Justice of the High Court Division of Bangladesh
- Incumbent
- Assumed office 31 May 2018

Personal details
- Born: 15 December 1969 (age 56)
- Education: University of Dhaka
- Profession: Judge

= Mohammad Ali (judge) =

Bangladeshi judge (born 1969)

Mohammad Ali (born 15 December 1969) is a judge of the High Court Division of the Bangladesh Supreme Court.

==Early life==
Ali was born on 15 December 1969. He has a bachelor's and master's in law from the University of Dhaka.

==Career==
Ali became a lawyer of the District Courts on 16 August 1994.

Ali became a High Court Division lawyer on 7 March 1996. He became a lawyer of the Appellate Division of the Bangladesh Supreme Court on 20 March 2018.

Ali was appointed an additional judge of the High Court Division on 31 May 2018.

In August 2019, Ali and Justice Obaidul Hassan ordered the government to follow the warrant of the precedence in providing protocol.

On 30 May 2020, Ali was made a permanent judge of the High Court Division by President Abdul Hamid.

Ali and Justice KM Kamrul Quader order division status in jail for five politicians of the Bangladesh Nationalist Party, Abdus Salam, Khairul Kabir Khokon, Shahiduddin Chowdhury Annie, AKM Fazlul Haque Milon, and Abul Hossain Khan in December 2022.
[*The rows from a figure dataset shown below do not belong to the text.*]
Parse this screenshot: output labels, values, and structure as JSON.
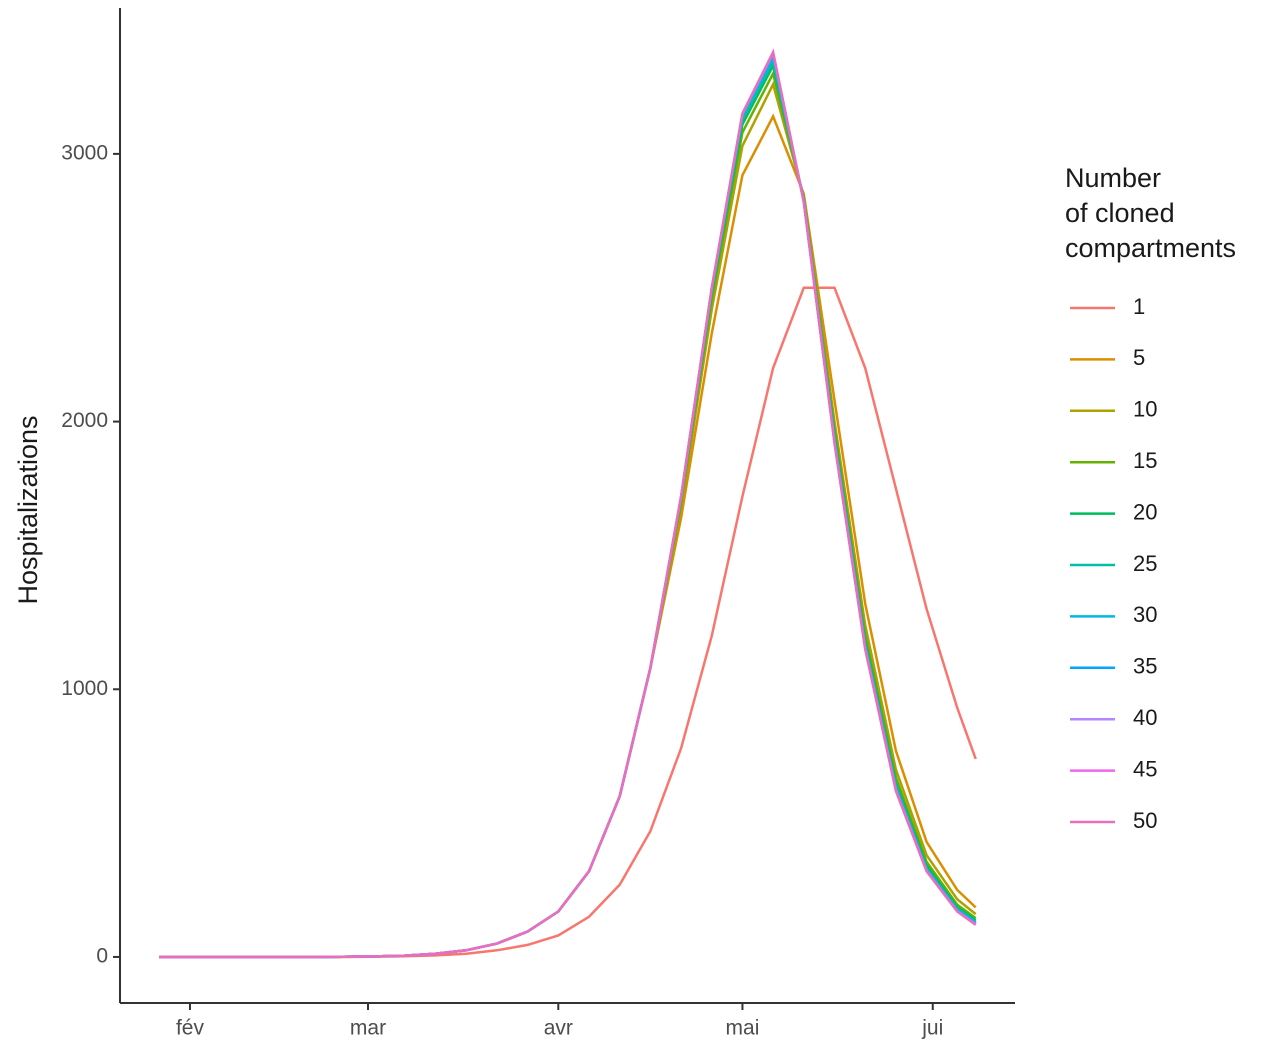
{
  "chart_data": {
    "type": "line",
    "y_label": "Hospitalizations",
    "legend_title": [
      "Number",
      "of cloned",
      "compartments"
    ],
    "legend_position": "right",
    "grid": false,
    "x": [
      -5,
      0,
      5,
      10,
      15,
      20,
      25,
      30,
      35,
      40,
      45,
      50,
      55,
      60,
      65,
      70,
      75,
      80,
      85,
      90,
      95,
      100,
      105,
      110,
      115,
      120,
      125,
      128
    ],
    "xlim": [
      -11.4,
      134.4
    ],
    "xticks": [
      {
        "value": 0,
        "label": "fév"
      },
      {
        "value": 29,
        "label": "mar"
      },
      {
        "value": 60,
        "label": "avr"
      },
      {
        "value": 90,
        "label": "mai"
      },
      {
        "value": 121,
        "label": "jui"
      }
    ],
    "ylim": [
      -172,
      3545
    ],
    "yticks": [
      0,
      1000,
      2000,
      3000
    ],
    "series": [
      {
        "name": "1",
        "color": "#F8766D",
        "values": [
          0,
          0,
          0,
          0,
          0,
          0,
          0,
          1,
          3,
          6,
          12,
          25,
          45,
          80,
          150,
          270,
          470,
          780,
          1200,
          1720,
          2200,
          2500,
          2500,
          2200,
          1750,
          1300,
          930,
          740
        ]
      },
      {
        "name": "5",
        "color": "#DB8E00",
        "values": [
          0,
          0,
          0,
          0,
          0,
          0,
          1,
          2,
          5,
          12,
          25,
          50,
          95,
          170,
          320,
          600,
          1080,
          1640,
          2330,
          2920,
          3140,
          2850,
          2080,
          1320,
          770,
          430,
          250,
          185
        ]
      },
      {
        "name": "10",
        "color": "#AEA200",
        "values": [
          0,
          0,
          0,
          0,
          0,
          0,
          1,
          2,
          5,
          12,
          25,
          50,
          95,
          170,
          320,
          600,
          1080,
          1680,
          2420,
          3030,
          3260,
          2840,
          2000,
          1240,
          700,
          380,
          215,
          160
        ]
      },
      {
        "name": "15",
        "color": "#64B200",
        "values": [
          0,
          0,
          0,
          0,
          0,
          0,
          1,
          2,
          5,
          12,
          25,
          50,
          95,
          170,
          320,
          600,
          1080,
          1700,
          2460,
          3080,
          3300,
          2835,
          1970,
          1200,
          670,
          355,
          195,
          145
        ]
      },
      {
        "name": "20",
        "color": "#00BD5C",
        "values": [
          0,
          0,
          0,
          0,
          0,
          0,
          1,
          2,
          5,
          12,
          25,
          50,
          95,
          170,
          320,
          600,
          1080,
          1710,
          2480,
          3110,
          3330,
          2830,
          1950,
          1180,
          650,
          340,
          185,
          138
        ]
      },
      {
        "name": "25",
        "color": "#00C1A7",
        "values": [
          0,
          0,
          0,
          0,
          0,
          0,
          1,
          2,
          5,
          12,
          25,
          50,
          95,
          170,
          320,
          600,
          1080,
          1715,
          2490,
          3130,
          3345,
          2826,
          1940,
          1170,
          640,
          332,
          180,
          132
        ]
      },
      {
        "name": "30",
        "color": "#00BADE",
        "values": [
          0,
          0,
          0,
          0,
          0,
          0,
          1,
          2,
          5,
          12,
          25,
          50,
          95,
          170,
          320,
          600,
          1080,
          1718,
          2495,
          3140,
          3360,
          2824,
          1932,
          1163,
          633,
          327,
          176,
          128
        ]
      },
      {
        "name": "35",
        "color": "#00A6FF",
        "values": [
          0,
          0,
          0,
          0,
          0,
          0,
          1,
          2,
          5,
          12,
          25,
          50,
          95,
          170,
          320,
          600,
          1080,
          1719,
          2498,
          3145,
          3370,
          2822,
          1926,
          1157,
          628,
          324,
          173,
          125
        ]
      },
      {
        "name": "40",
        "color": "#B385FF",
        "values": [
          0,
          0,
          0,
          0,
          0,
          0,
          1,
          2,
          5,
          12,
          25,
          50,
          95,
          170,
          320,
          600,
          1080,
          1720,
          2500,
          3148,
          3375,
          2821,
          1923,
          1154,
          625,
          322,
          171,
          123
        ]
      },
      {
        "name": "45",
        "color": "#EF67EB",
        "values": [
          0,
          0,
          0,
          0,
          0,
          0,
          1,
          2,
          5,
          12,
          25,
          50,
          95,
          170,
          320,
          600,
          1080,
          1720,
          2500,
          3150,
          3378,
          2820,
          1921,
          1152,
          622,
          321,
          170,
          121
        ]
      },
      {
        "name": "50",
        "color": "#E86FBF",
        "values": [
          0,
          0,
          0,
          0,
          0,
          0,
          1,
          2,
          5,
          12,
          25,
          50,
          95,
          170,
          320,
          600,
          1080,
          1720,
          2500,
          3150,
          3380,
          2820,
          1920,
          1150,
          620,
          320,
          170,
          120
        ]
      }
    ]
  }
}
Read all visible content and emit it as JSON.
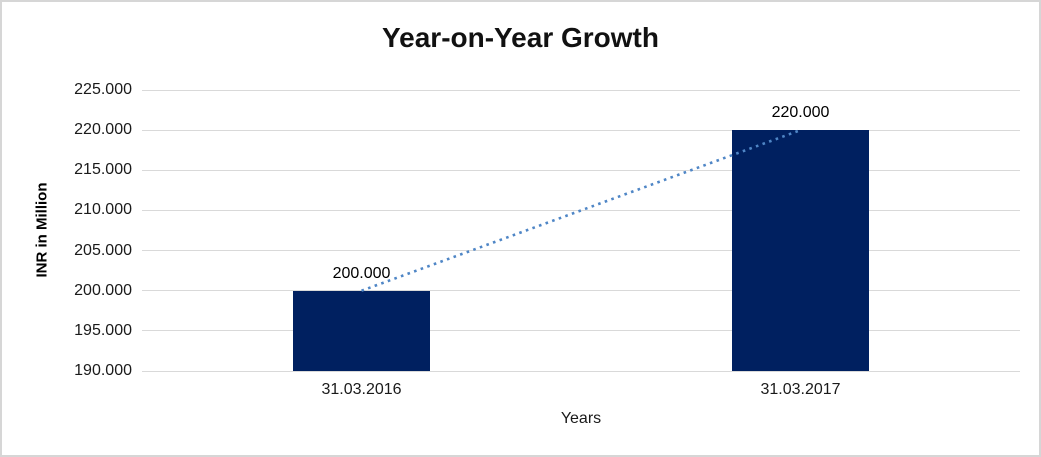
{
  "chart_data": {
    "type": "bar",
    "title": "Year-on-Year Growth",
    "xlabel": "Years",
    "ylabel": "INR in Million",
    "categories": [
      "31.03.2016",
      "31.03.2017"
    ],
    "values": [
      200000,
      220000
    ],
    "value_labels": [
      "200.000",
      "220.000"
    ],
    "ylim": [
      190000,
      225000
    ],
    "y_ticks": [
      {
        "value": 225000,
        "label": "225.000"
      },
      {
        "value": 220000,
        "label": "220.000"
      },
      {
        "value": 215000,
        "label": "215.000"
      },
      {
        "value": 210000,
        "label": "210.000"
      },
      {
        "value": 205000,
        "label": "205.000"
      },
      {
        "value": 200000,
        "label": "200.000"
      },
      {
        "value": 195000,
        "label": "195.000"
      },
      {
        "value": 190000,
        "label": "190.000"
      }
    ],
    "grid": true,
    "legend": "none",
    "trendline": {
      "style": "dotted",
      "connects": "bar-top-centers"
    },
    "colors": {
      "bar": "#002060",
      "trendline": "#4f86c6",
      "gridline": "#d9d9d9",
      "text": "#000000"
    }
  }
}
Ali and Justice KM Kamrul Kader ruled that prisoners have the right to healthcare and that the government has a responsibility to provide those services to prisoners. Ali and Justice KM Kamrul Kader sought an explanation from the government in January on why Syed Hafizur Rahman, a member of the Crack Platoon who died in the Bangladesh Liberation War, was not designated a freedom fighter. In February 2023, Ali and Justice KM Kamrul Kader expressed dissatisfaction with the governments in ability to improve air quality in Dhaka and ordered the closure of illegal brick kilns. Ali and Justice KM Kamrul Kader described the cost of Hajj as fixed by the government as "inhumane" at a hearing on a petition filed against the hajj package cost. In April, Ali and Justice Md Akram Hossain Chowdhury granted bail to the owner of Rana Plaza in a case over the collapse of the building killing 1136 people.